Слуга господина доктора - [172]
Мой друг Муля любил Юджина не меньше моего. Придя ко мне, печальный и праздный, тогда еще не очень пьющий, он садился вместе со мной напротив фигуры и разглядывал гипсового юношу сосредоточенно и с робостью. Надо заметить, что консервативному Муле редко кто нравился с первого взгляда, пожалуй, до Юджина — никто. Забавнее всего расспрашивал про Юджина Петя Полянский.
— Скажи, а на ночь ты его раздеваешь? — спрашивал мой друг.
— Нет, — отвечал я, — а зачем?
— То есть ты не кладешь его в постель?
— Нет… — тянул я раздумчиво. Мне в самом деле это не приходило в голову.
— А почему? — серьезно спрашивал Петя. Кажется, он правда недоумевал. Я некоторое время думал сам (наши беседы с Петей были долгими и немногословными) потом отвечал просто:
— Понимаешь, у него коленки не гнутся. И потом, гипс-то хрупкий…

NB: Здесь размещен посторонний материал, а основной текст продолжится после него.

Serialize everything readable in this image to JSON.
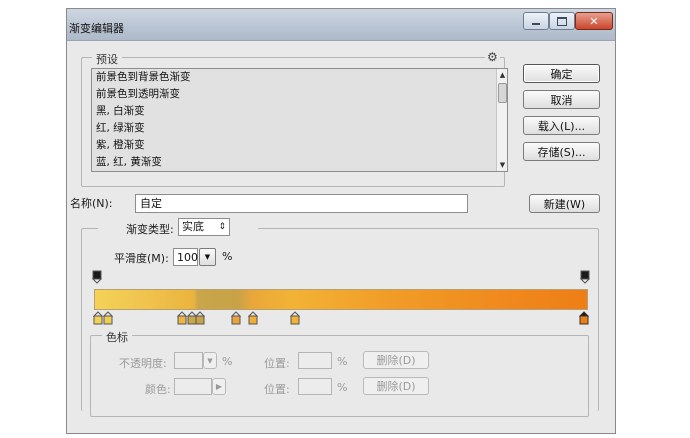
{
  "window": {
    "title": "渐变编辑器"
  },
  "presets": {
    "legend": "预设",
    "gear_icon": "gear-icon",
    "items": [
      "前景色到背景色渐变",
      "前景色到透明渐变",
      "黑, 白渐变",
      "红, 绿渐变",
      "紫, 橙渐变",
      "蓝, 红, 黄渐变"
    ]
  },
  "buttons": {
    "ok": "确定",
    "cancel": "取消",
    "load": "载入(L)...",
    "save": "存储(S)...",
    "new": "新建(W)"
  },
  "name": {
    "label": "名称(N):",
    "value": "自定"
  },
  "gradient": {
    "type_label": "渐变类型:",
    "type_value": "实底",
    "smoothness_label": "平滑度(M):",
    "smoothness_value": "100",
    "smoothness_unit": "%",
    "end_color": "#ee7e16",
    "start_color": "#f4d257"
  },
  "color_stops": {
    "legend": "色标",
    "opacity_label": "不透明度:",
    "opacity_unit": "%",
    "location_label_1": "位置:",
    "location_unit_1": "%",
    "delete_label_1": "删除(D)",
    "color_label": "颜色:",
    "location_label_2": "位置:",
    "location_unit_2": "%",
    "delete_label_2": "删除(D)"
  }
}
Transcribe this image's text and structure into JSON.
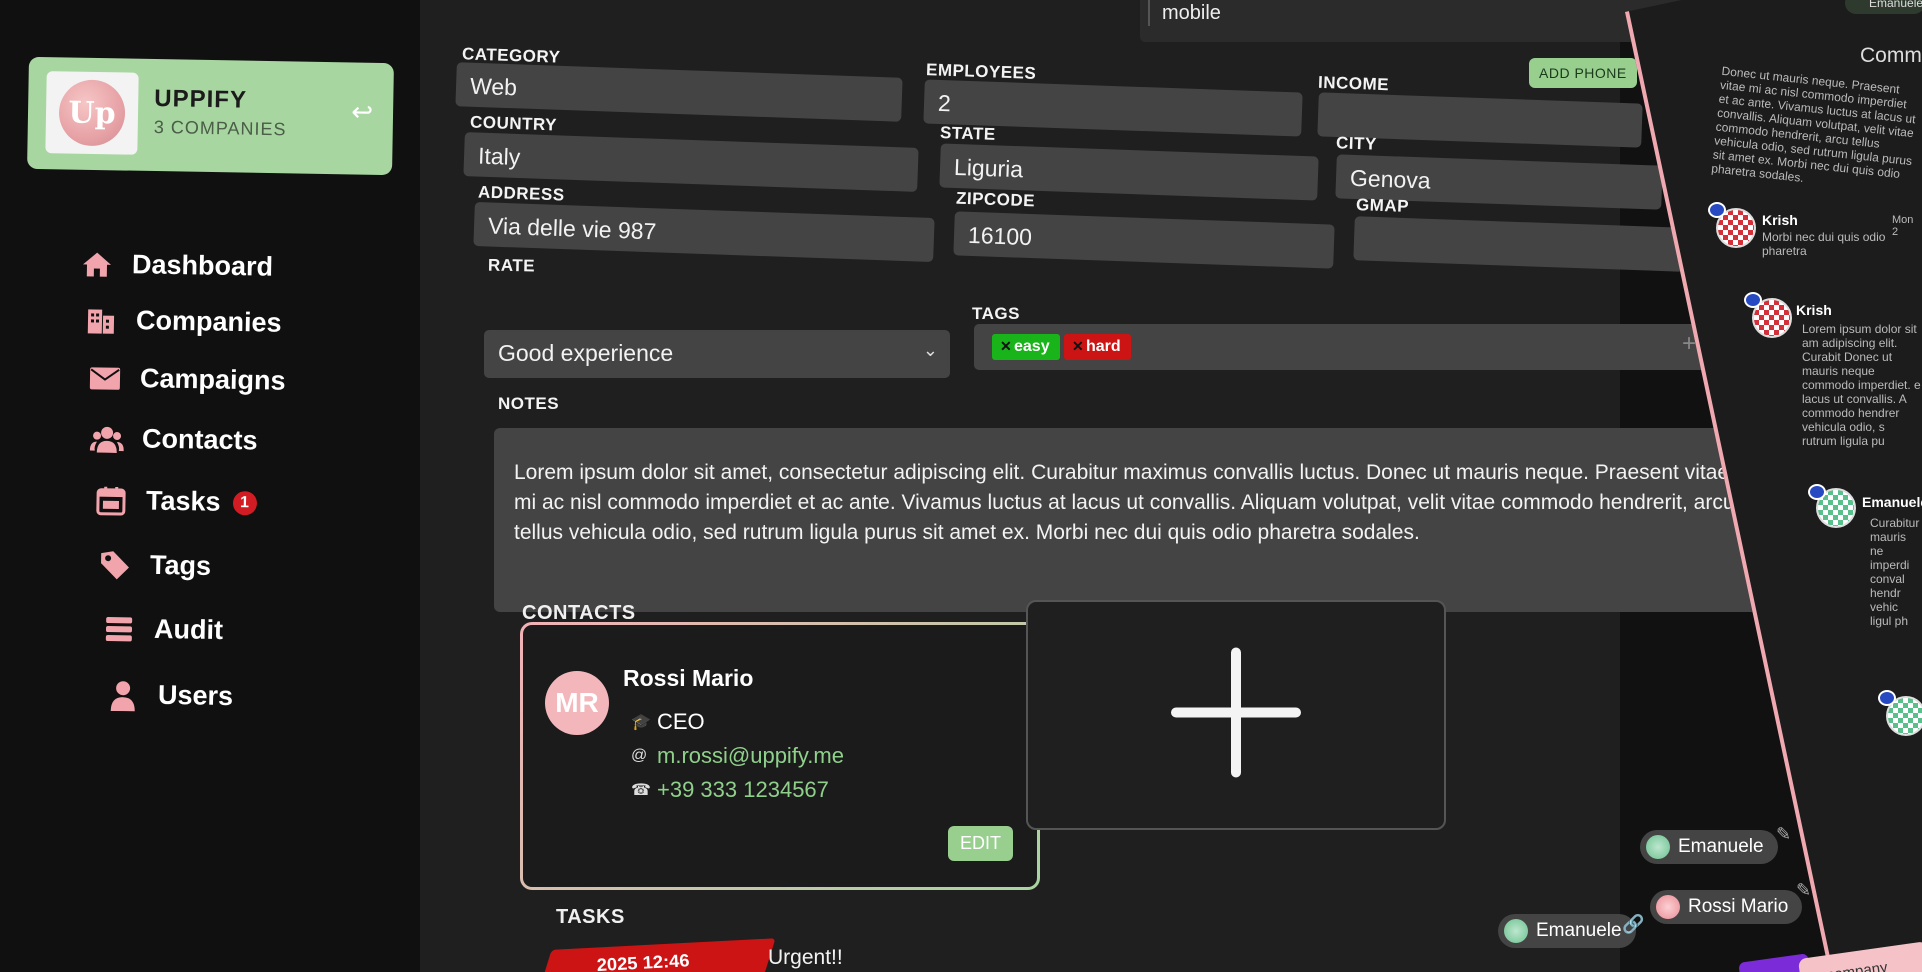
{
  "brand": {
    "logo_text": "Up",
    "name": "UPPIFY",
    "subtitle": "3 COMPANIES"
  },
  "nav": [
    {
      "label": "Dashboard",
      "icon": "home-icon"
    },
    {
      "label": "Companies",
      "icon": "building-icon"
    },
    {
      "label": "Campaigns",
      "icon": "envelope-icon"
    },
    {
      "label": "Contacts",
      "icon": "users-icon"
    },
    {
      "label": "Tasks",
      "icon": "calendar-icon",
      "badge": "1"
    },
    {
      "label": "Tags",
      "icon": "tag-icon"
    },
    {
      "label": "Audit",
      "icon": "database-icon"
    },
    {
      "label": "Users",
      "icon": "user-icon"
    }
  ],
  "phone_row": {
    "type": "mobile"
  },
  "add_phone_label": "ADD PHONE",
  "form": {
    "category": {
      "label": "CATEGORY",
      "value": "Web"
    },
    "employees": {
      "label": "EMPLOYEES",
      "value": "2"
    },
    "income": {
      "label": "INCOME",
      "value": ""
    },
    "country": {
      "label": "COUNTRY",
      "value": "Italy"
    },
    "state": {
      "label": "STATE",
      "value": "Liguria"
    },
    "city": {
      "label": "CITY",
      "value": "Genova"
    },
    "address": {
      "label": "ADDRESS",
      "value": "Via delle vie 987"
    },
    "zipcode": {
      "label": "ZIPCODE",
      "value": "16100"
    },
    "gmap": {
      "label": "GMAP",
      "value": ""
    },
    "rate": {
      "label": "RATE",
      "value": "Good experience"
    },
    "tags": {
      "label": "TAGS",
      "items": [
        "easy",
        "hard"
      ]
    },
    "notes": {
      "label": "NOTES",
      "value": "Lorem ipsum dolor sit amet, consectetur adipiscing elit. Curabitur maximus convallis luctus. Donec ut mauris neque. Praesent vitae mi ac nisl commodo imperdiet et ac ante. Vivamus luctus at lacus ut convallis. Aliquam volutpat, velit vitae commodo hendrerit, arcu tellus vehicula odio, sed rutrum ligula purus sit amet ex. Morbi nec dui quis odio pharetra sodales."
    }
  },
  "contacts": {
    "title": "CONTACTS",
    "items": [
      {
        "initials": "MR",
        "name": "Rossi Mario",
        "role": "CEO",
        "email": "m.rossi@uppify.me",
        "phone": "+39 333 1234567",
        "edit_label": "EDIT"
      }
    ]
  },
  "task_assignments": [
    {
      "users": [
        "Emanuele"
      ]
    },
    {
      "users": [
        "Emanuele",
        "Rossi Mario"
      ]
    }
  ],
  "tasks": {
    "title": "TASKS",
    "items": [
      {
        "date": "2025 12:46",
        "title": "Urgent!!"
      }
    ]
  },
  "comments": {
    "title": "Comme",
    "top_user": "Emanuele",
    "first_text": "Donec ut mauris neque. Praesent vitae mi ac nisl commodo imperdiet et ac ante. Vivamus luctus at lacus ut convallis. Aliquam volutpat, velit vitae commodo hendrerit, arcu tellus vehicula odio, sed rutrum ligula purus sit amet ex. Morbi nec dui quis odio pharetra sodales.",
    "items": [
      {
        "author": "Krish",
        "date": "Mon 2",
        "text": "Morbi nec dui quis odio pharetra"
      },
      {
        "author": "Krish",
        "date": "",
        "text": "Lorem ipsum dolor sit am adipiscing elit. Curabit Donec ut mauris neque commodo imperdiet. e lacus ut convallis. A commodo hendrer vehicula odio, s rutrum ligula pu"
      },
      {
        "author": "Emanuele",
        "date": "",
        "text": "Curabitur mauris ne imperdi conval hendr vehic ligul ph"
      }
    ],
    "bottom_button": "te company"
  }
}
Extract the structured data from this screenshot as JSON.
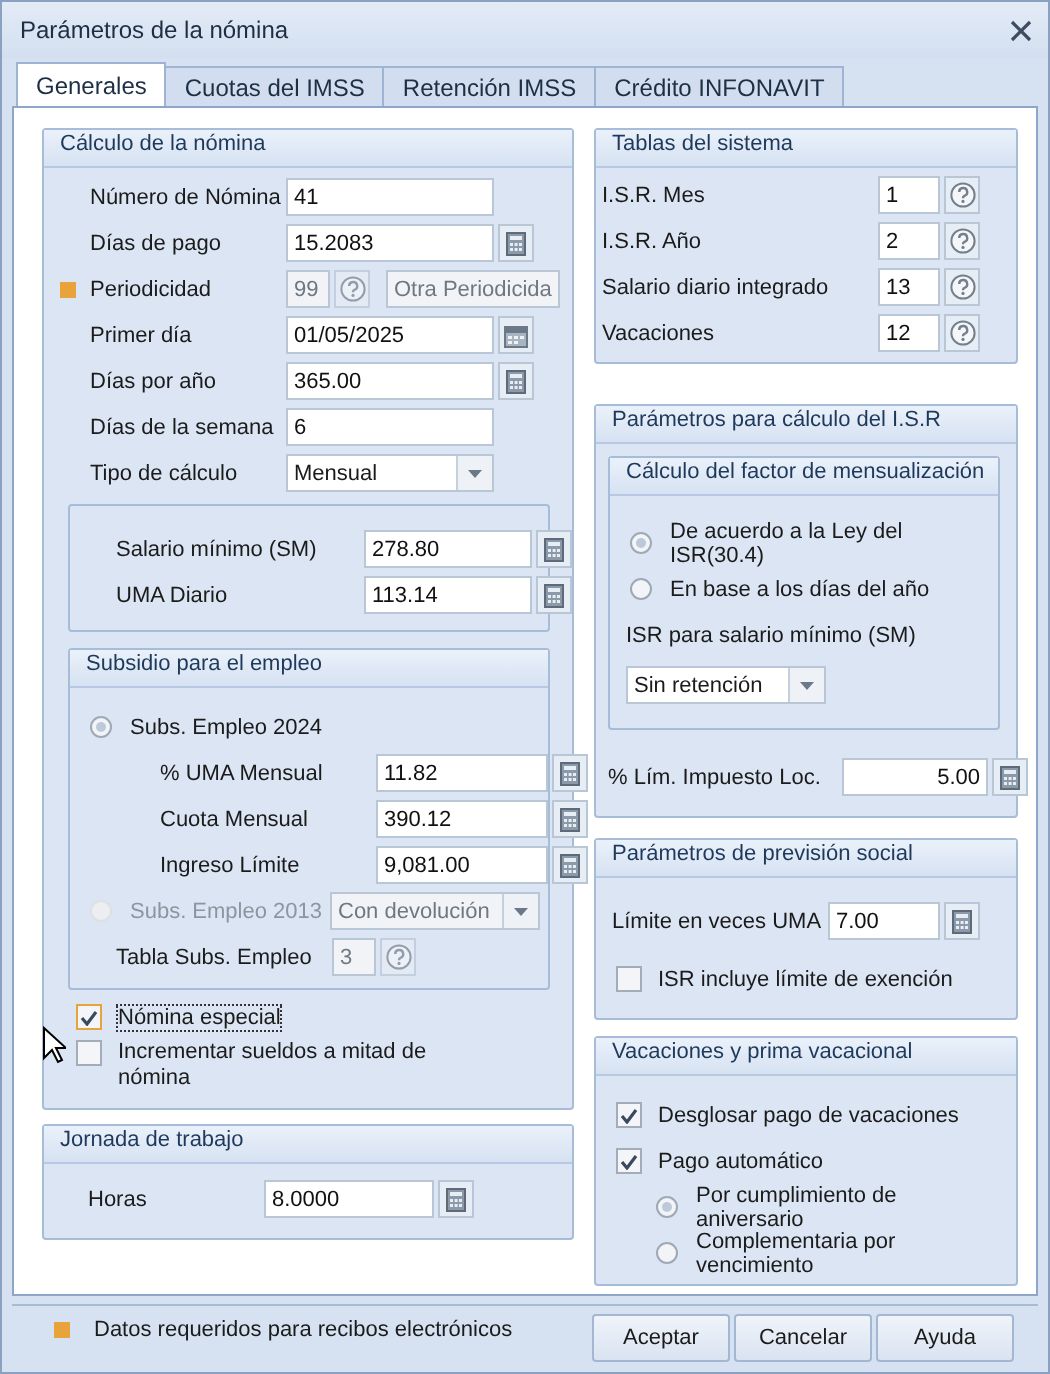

— А, — понимающе кивал Петя, — тогда не надо.
Прочие к Юджину отнеслись с почтительной настороженностью — в его присутствии, бывало, стеснялись говорить, понижали голос. Его любили разглядывать, но избегали к нему прикасаться.
Оля Рыбчинская, девушка, которая с студенчестве была напрасно влюблена в меня, прослышав про Юджина позвонила осененная: «Я не думала, что ты так одинок». Кроме нее никто не догадался — а ведь в те месяцы я был готов выть от одиночества. Я испил ту меру отчаянья, которая была мне по силам в двадцать четыре года. Конечно, сейчас я рассматриваю такие количества как суточную порцию, но тогда, на излете моей печальной юности, мне было многовато. Появление этого пустого в буквальном смысле болвана спасало меня от тоски. Уходя на работу, я прощался с ним, возвращаясь, я первым делом шел к нему. Я мог быть уверенным, что он дожидается меня, что он никуда не денется, как исчезают существа живые и переменчивые. Это была совершеннейшая копия меня — опять-таки в высшей степени буквальности, в нем даже была частица моей крови (я порезался, снимая неостывший гипс при помощи ланцета). Он был красив и грустен, и я мог сливать избытки сострадания, в ту пору никем не востребованного, пытаясь заглянуть в прорезанные, как у будды, пустые глаза.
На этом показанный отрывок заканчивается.